Sunday, October 4, 2015
Sunday Sundries, 69
1. AOTW: Whoever came up with the idea that we'd like to see an advertisement on the LCD at the self-serve gas pump before we can start pumping. (I have figured out a workaround!)
2. It was the 120th anniversary of the first publication of The Red Badge of Courage recently--a book (as I recall from my mom's teaching career) that used to be standard teaching fare. The explosion of YA novels in recent years has pretty much replaced the (short) novels that used to adorn the secondary-school English curriculum--from Red Badge to The Call of the Wild to Ethan Frome to Silas Marner to ... (Frome, as you can see, recently appeared on my book-nerd calendar.)
Back in the summer of 2004 we English III (juniors) teachers at WRA assigned the Library of America edition of the works of Stephen Crane (1871-1900) for the "summer reading" that year. Although I'd read a lot of Crane (thank you, Dr. Ravitz at Hiram College!), I'd not read it all, so I spent the summer both reading all of his work and visiting some key sites in his life, including the towns of Port Jervis, NY, where he grew up (and where they have a Crane Walking Tour) and Asbury Park, NJ (which has a Crane home/museum); Joyce and I also went to Newark, NJ, to Evergreen Cemetery, site of his grave.
I'll do a longer post on Crane one day, including some of the photographs we have of various sites.
Oh, and I loved it that he played on the baseball team at Syracuse University! You can see SC right in the center (1890), his chin resting on his right fist.

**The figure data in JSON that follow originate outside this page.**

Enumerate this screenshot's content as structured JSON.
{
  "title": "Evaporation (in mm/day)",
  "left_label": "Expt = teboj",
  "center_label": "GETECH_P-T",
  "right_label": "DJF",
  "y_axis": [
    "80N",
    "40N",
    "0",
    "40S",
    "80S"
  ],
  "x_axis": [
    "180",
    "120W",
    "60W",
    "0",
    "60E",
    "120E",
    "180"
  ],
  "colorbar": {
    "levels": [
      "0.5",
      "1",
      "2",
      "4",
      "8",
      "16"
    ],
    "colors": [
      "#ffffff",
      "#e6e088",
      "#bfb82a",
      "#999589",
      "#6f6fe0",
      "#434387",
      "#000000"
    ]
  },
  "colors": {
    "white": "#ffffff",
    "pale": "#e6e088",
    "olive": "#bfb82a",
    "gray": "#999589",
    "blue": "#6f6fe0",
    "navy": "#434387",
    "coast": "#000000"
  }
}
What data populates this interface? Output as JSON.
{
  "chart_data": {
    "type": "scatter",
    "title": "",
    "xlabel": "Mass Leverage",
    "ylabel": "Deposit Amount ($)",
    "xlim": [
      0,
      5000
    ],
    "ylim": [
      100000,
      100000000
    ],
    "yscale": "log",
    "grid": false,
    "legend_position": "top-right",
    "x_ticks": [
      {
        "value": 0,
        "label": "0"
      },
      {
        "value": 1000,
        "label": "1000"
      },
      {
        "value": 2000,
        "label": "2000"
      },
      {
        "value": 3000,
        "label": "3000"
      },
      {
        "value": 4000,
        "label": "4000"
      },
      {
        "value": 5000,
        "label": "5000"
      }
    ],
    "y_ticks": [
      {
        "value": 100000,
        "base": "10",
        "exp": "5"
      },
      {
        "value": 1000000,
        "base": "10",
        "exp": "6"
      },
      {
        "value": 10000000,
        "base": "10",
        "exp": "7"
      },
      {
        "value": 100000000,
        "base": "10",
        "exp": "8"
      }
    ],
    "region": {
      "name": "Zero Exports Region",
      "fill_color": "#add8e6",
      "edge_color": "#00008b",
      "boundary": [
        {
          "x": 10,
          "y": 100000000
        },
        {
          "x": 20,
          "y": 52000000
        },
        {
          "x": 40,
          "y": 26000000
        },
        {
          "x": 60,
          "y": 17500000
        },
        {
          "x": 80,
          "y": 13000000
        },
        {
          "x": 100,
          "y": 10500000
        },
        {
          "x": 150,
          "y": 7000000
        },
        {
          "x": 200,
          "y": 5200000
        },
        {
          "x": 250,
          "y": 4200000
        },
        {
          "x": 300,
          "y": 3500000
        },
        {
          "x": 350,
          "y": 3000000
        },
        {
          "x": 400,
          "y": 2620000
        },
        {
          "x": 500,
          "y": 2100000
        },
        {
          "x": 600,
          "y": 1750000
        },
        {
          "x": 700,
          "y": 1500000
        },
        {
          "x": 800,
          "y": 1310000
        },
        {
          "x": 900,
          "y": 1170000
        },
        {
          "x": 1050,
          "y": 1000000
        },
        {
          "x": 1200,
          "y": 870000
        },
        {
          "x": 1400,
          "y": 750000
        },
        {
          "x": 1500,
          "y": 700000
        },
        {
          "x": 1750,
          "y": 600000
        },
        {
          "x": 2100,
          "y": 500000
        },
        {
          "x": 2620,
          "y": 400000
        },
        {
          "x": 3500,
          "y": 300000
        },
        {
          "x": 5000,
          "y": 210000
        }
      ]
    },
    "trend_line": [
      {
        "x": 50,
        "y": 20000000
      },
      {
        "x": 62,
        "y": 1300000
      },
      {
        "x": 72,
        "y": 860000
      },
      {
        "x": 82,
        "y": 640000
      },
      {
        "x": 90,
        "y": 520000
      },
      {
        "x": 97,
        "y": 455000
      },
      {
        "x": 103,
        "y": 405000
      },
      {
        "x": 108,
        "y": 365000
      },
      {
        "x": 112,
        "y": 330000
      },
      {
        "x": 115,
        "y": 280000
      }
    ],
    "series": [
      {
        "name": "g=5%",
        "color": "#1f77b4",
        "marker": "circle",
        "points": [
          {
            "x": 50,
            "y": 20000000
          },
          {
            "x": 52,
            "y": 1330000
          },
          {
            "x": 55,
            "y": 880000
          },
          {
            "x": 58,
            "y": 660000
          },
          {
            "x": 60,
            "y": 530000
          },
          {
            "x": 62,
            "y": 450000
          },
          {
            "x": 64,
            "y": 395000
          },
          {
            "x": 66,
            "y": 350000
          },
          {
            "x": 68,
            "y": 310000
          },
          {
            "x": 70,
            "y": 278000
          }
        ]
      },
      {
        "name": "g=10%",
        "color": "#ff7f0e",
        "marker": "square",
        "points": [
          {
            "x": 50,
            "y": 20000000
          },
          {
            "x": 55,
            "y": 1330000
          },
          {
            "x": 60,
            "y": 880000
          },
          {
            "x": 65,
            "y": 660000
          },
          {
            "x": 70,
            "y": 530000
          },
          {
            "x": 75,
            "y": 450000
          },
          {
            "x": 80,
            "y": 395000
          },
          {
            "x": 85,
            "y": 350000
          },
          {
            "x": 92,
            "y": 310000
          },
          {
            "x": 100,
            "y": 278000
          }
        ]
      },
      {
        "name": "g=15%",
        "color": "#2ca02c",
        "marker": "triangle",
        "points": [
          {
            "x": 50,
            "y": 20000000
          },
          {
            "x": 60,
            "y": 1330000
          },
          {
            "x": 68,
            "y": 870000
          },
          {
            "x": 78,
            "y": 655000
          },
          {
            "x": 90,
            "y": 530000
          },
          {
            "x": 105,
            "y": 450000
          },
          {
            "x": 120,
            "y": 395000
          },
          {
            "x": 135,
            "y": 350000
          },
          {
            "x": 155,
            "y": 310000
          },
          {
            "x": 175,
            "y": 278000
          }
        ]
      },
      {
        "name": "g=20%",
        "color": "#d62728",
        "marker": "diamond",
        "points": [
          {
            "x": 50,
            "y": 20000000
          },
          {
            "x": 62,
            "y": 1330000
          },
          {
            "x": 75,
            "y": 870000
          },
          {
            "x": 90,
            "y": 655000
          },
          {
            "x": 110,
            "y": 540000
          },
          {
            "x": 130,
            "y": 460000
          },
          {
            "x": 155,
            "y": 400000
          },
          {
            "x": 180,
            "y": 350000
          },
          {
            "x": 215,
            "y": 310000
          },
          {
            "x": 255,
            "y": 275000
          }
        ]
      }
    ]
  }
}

3. Last night, Joyce and I saw Pawn Sacrifice, the film about the 1972 chess battle between Bobby Fischer and Boris Spassky in Iceland (trailer for film). I remember so many of the things the film portrayed (I was 28 years old at the time--a new father!), and I loved how they showed clips from old newscasts and talk shows (they even digitally replaced the actual Fischer with Tobey-Maguire Fischer in some moments from the Dick Cavett Show (link to that 1971 interview on YouTube)).

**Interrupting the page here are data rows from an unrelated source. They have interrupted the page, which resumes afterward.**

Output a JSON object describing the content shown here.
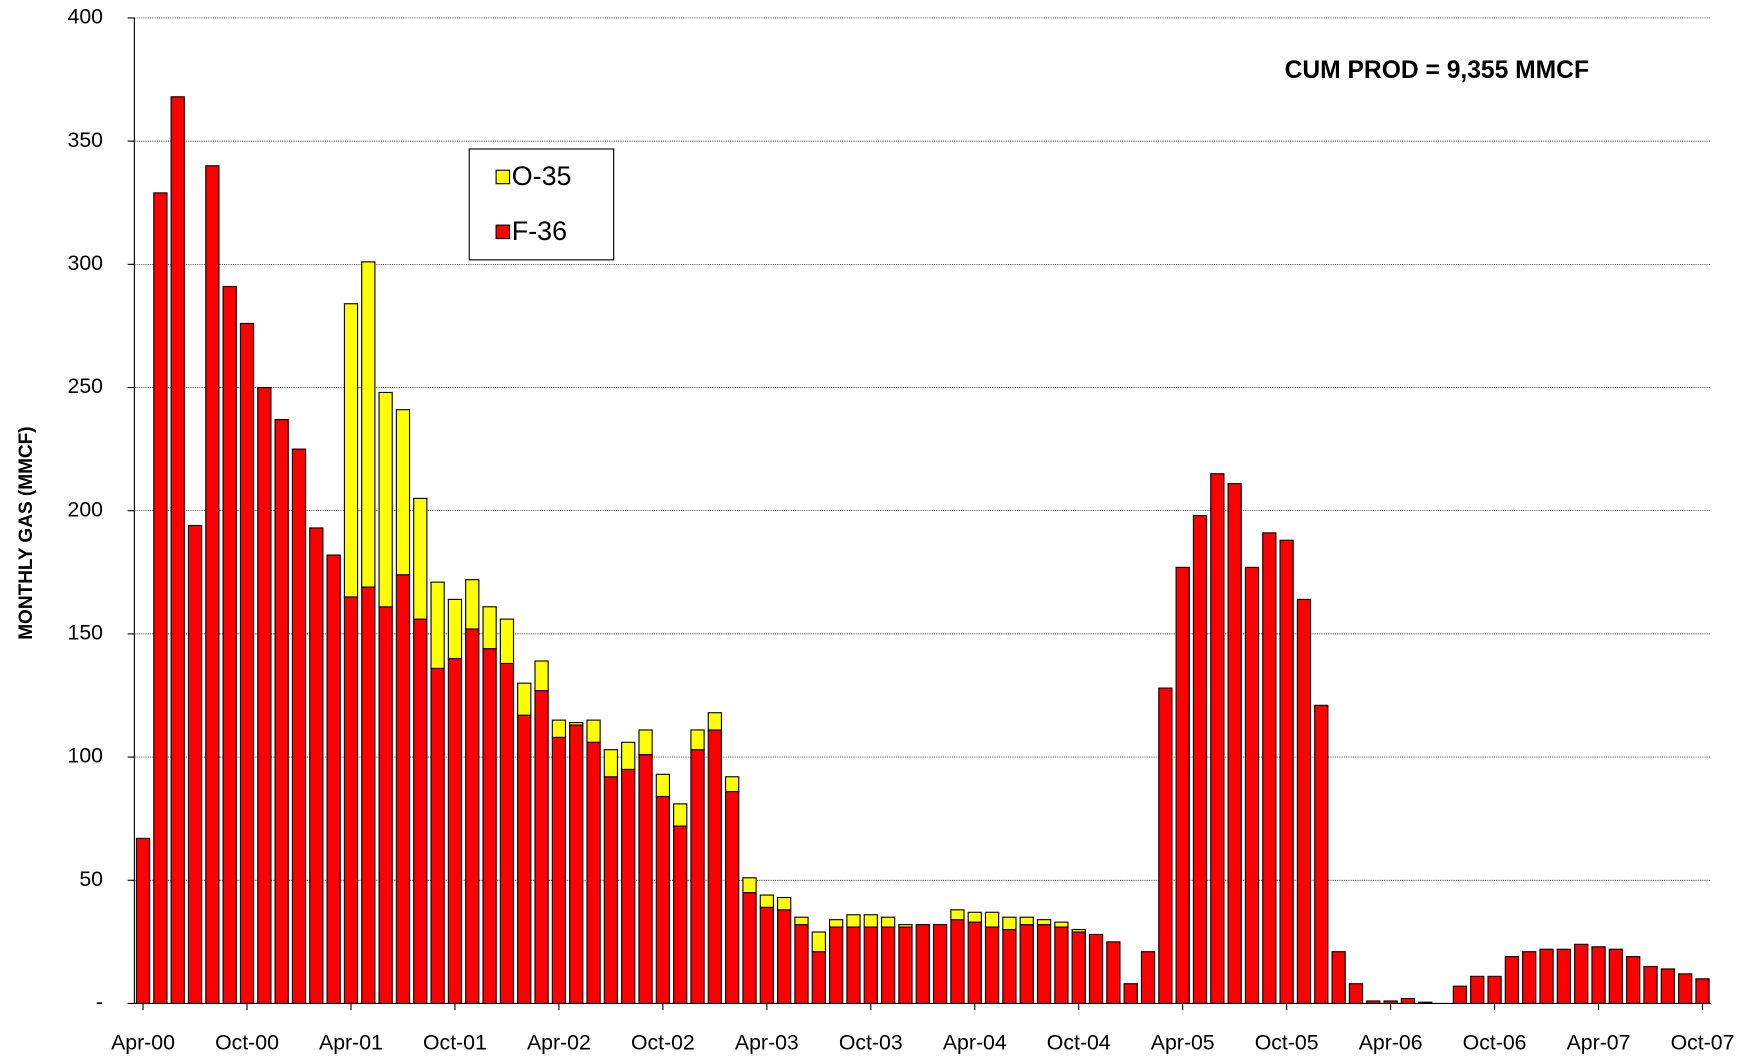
{
  "chart_data": {
    "type": "stacked_bar",
    "y_label": "MONTHLY GAS (MMCF)",
    "annotation": "CUM PROD = 9,355 MMCF",
    "categories": [
      "Apr-00",
      null,
      null,
      null,
      null,
      null,
      "Oct-00",
      null,
      null,
      null,
      null,
      null,
      "Apr-01",
      null,
      null,
      null,
      null,
      null,
      "Oct-01",
      null,
      null,
      null,
      null,
      null,
      "Apr-02",
      null,
      null,
      null,
      null,
      null,
      "Oct-02",
      null,
      null,
      null,
      null,
      null,
      "Apr-03",
      null,
      null,
      null,
      null,
      null,
      "Oct-03",
      null,
      null,
      null,
      null,
      null,
      "Apr-04",
      null,
      null,
      null,
      null,
      null,
      "Oct-04",
      null,
      null,
      null,
      null,
      null,
      "Apr-05",
      null,
      null,
      null,
      null,
      null,
      "Oct-05",
      null,
      null,
      null,
      null,
      null,
      "Apr-06",
      null,
      null,
      null,
      null,
      null,
      "Oct-06",
      null,
      null,
      null,
      null,
      null,
      "Apr-07",
      null,
      null,
      null,
      null,
      null,
      "Oct-07"
    ],
    "series": [
      {
        "name": "F-36",
        "color": "#ff0000",
        "values": [
          67,
          329,
          368,
          194,
          340,
          291,
          276,
          250,
          237,
          225,
          193,
          182,
          165,
          169,
          161,
          174,
          156,
          136,
          140,
          152,
          144,
          138,
          117,
          127,
          108,
          113,
          106,
          92,
          95,
          101,
          84,
          72,
          103,
          111,
          86,
          45,
          39,
          38,
          32,
          21,
          31,
          31,
          31,
          31,
          31,
          32,
          32,
          34,
          33,
          31,
          30,
          32,
          32,
          31,
          29,
          28,
          25,
          8,
          21,
          128,
          177,
          198,
          215,
          211,
          177,
          191,
          188,
          164,
          121,
          21,
          8,
          1,
          1,
          2,
          0.5,
          0,
          7,
          11,
          11,
          19,
          21,
          22,
          22,
          24,
          23,
          22,
          19,
          15,
          14,
          12,
          10
        ]
      },
      {
        "name": "O-35",
        "color": "#ffff00",
        "values": [
          0,
          0,
          0,
          0,
          0,
          0,
          0,
          0,
          0,
          0,
          0,
          0,
          119,
          132,
          87,
          67,
          49,
          35,
          24,
          20,
          17,
          18,
          13,
          12,
          7,
          1,
          9,
          11,
          11,
          10,
          9,
          9,
          8,
          7,
          6,
          6,
          5,
          5,
          3,
          8,
          3,
          5,
          5,
          4,
          1,
          0,
          0,
          4,
          4,
          6,
          5,
          3,
          2,
          2,
          1,
          0,
          0,
          0,
          0,
          0,
          0,
          0,
          0,
          0,
          0,
          0,
          0,
          0,
          0,
          0,
          0,
          0,
          0,
          0,
          0,
          0,
          0,
          0,
          0,
          0,
          0,
          0,
          0,
          0,
          0,
          0,
          0,
          0,
          0,
          0,
          0
        ]
      }
    ],
    "ylim": [
      0,
      400
    ],
    "yticks": [
      {
        "value": 0,
        "label": "-"
      },
      50,
      100,
      150,
      200,
      250,
      300,
      350,
      400
    ],
    "grid": true,
    "legend": "upper-center"
  }
}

Maguire was pretty good as Fischer (but better as Peter Parker), and we especially admired the performance of Peter Sarsgaard, playing a priest here (a Fischer intimate and supporter), an actor often consigned to psycho roles.
The women in the film were most entirely pawns (!), but so it was in Fischer's world.
I read a book not long about about his sad disintegration into his madness and political-outcast state. He embraced nasty ideas about Jews (he was born into a Jewish family) and other sorts of conspiracy-theory wackiness.
The producers/director had to deal with chess, of course, and they kept it simple, for most of us don't know much about it except for the very simple legal moves of each piece. I played some as a kid but generally lost to everyone except those to whom I taught the moves--and soon they where whipping my behind, too. Haven't played in years.
4. A word-of-the-day this week from dictionary.com was melee, and it reminded me that for a long time I mispronounced that word. In fact, when I married Joyce (and started writing bad poems to her), I wrote a sonnet, "The Freeway Cow," about, well, a cow we saw on I-80 on one of our visits to Des Moines, Iowa, to see my parents in the 1970s.
The final couplet indicates my ignorance of the pronunciation:
A freeway cow can start a steel melee:
Believe in brakes, and that shall make you free.
So it goes ...
5. Finally, this week I finished reading Salman Rushdie's new novel, Two Years Eight Months and Twenty-Eight Nights, a novel that, by the way, got a bit of a condescending review in the New York Times Book Review today (link to review). I liked it a lot better than did the reviewer at the Times.
It is a fantastic novel (in the sense of odd and remarkable; bizarre; grotesque), dealing with a near-future war caused by the opening of "slits between the worlds"--the upper world of the jinn (frisky, sometime evil, things that enjoy sex) and the lower (our) world. The narrator, by the way, lives 1000 years from now.
The story often satirizes the way we live our lives (he is especially harsh on religion--so be advised), and it is chockablock with allusions to both high and low culture (from The Tempest and Frankenstein to Mickey Mouse and Gandalf) and shows Rushdie's silliness, too (there's a character named Mac Aroni).
But, finally, it's a novel about love, about courage, about belief, about sacrifice. And although I could quibble about a few things here and there, I looked forward each time to resuming the reading. Like every other fine writer, Rushdie can make you laugh, cry, groan, think--on virtually every page.